Les « WC » (terme que Thomas Clerc n’emploie pas) sont la pièce la plus petite de l’appartement (son « petit coin ») mais aussi « la plus démocratique ». Elle a trois fonctions, uriner, déféquer, se branler même si le titre courant (« veuve poignet ») renvoie ironiquement à une tout autre activité (que je vous laisse découvrir dans le livre). Même carrelage que la salle de bains, même refus de l’ornement de mauvais goût. Tout est signifiant (« j’ai la faiblesse de croire à la puissance du signifiant », confessait Thomas Clerc, p. 70) : de la décoration spartiate — évitant l’écueil du « goût de chiottes » — au lustre « blanc/noir/orange », drapeau d’un « pays qui n’existe pas ». Dans cette Invitation au voyage, les toilettes elles-mêmes sont un embarcadère.

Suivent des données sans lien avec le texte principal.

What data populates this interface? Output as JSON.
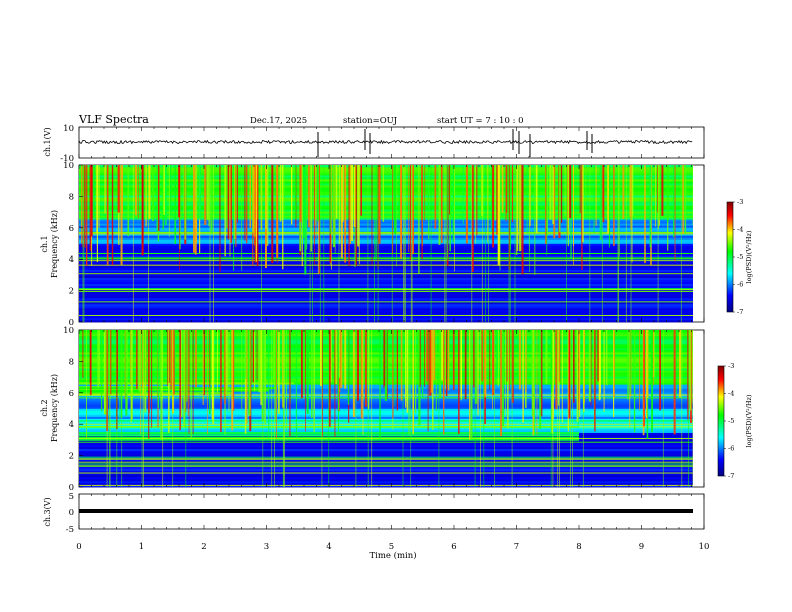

Signifiante aussi, l’étagère qui signe l’appartement intello : la pièce est salon de lecture avec sa « parabibliothèque de périssables » — conservés par amour de l’actualité « datée » —, magazines, revues, journaux. Plus complexe (sans doute signifiante mais l’interprétation demeure ouverte), une autre activité, répétitive, rythme du quotidien (et clin d’œil à Balzac ?) : « tous les après-midis je jette le fond de café » dans la cuvette, avec possibilité (non exploitée) de lire l’avenir dans le marc dispersé.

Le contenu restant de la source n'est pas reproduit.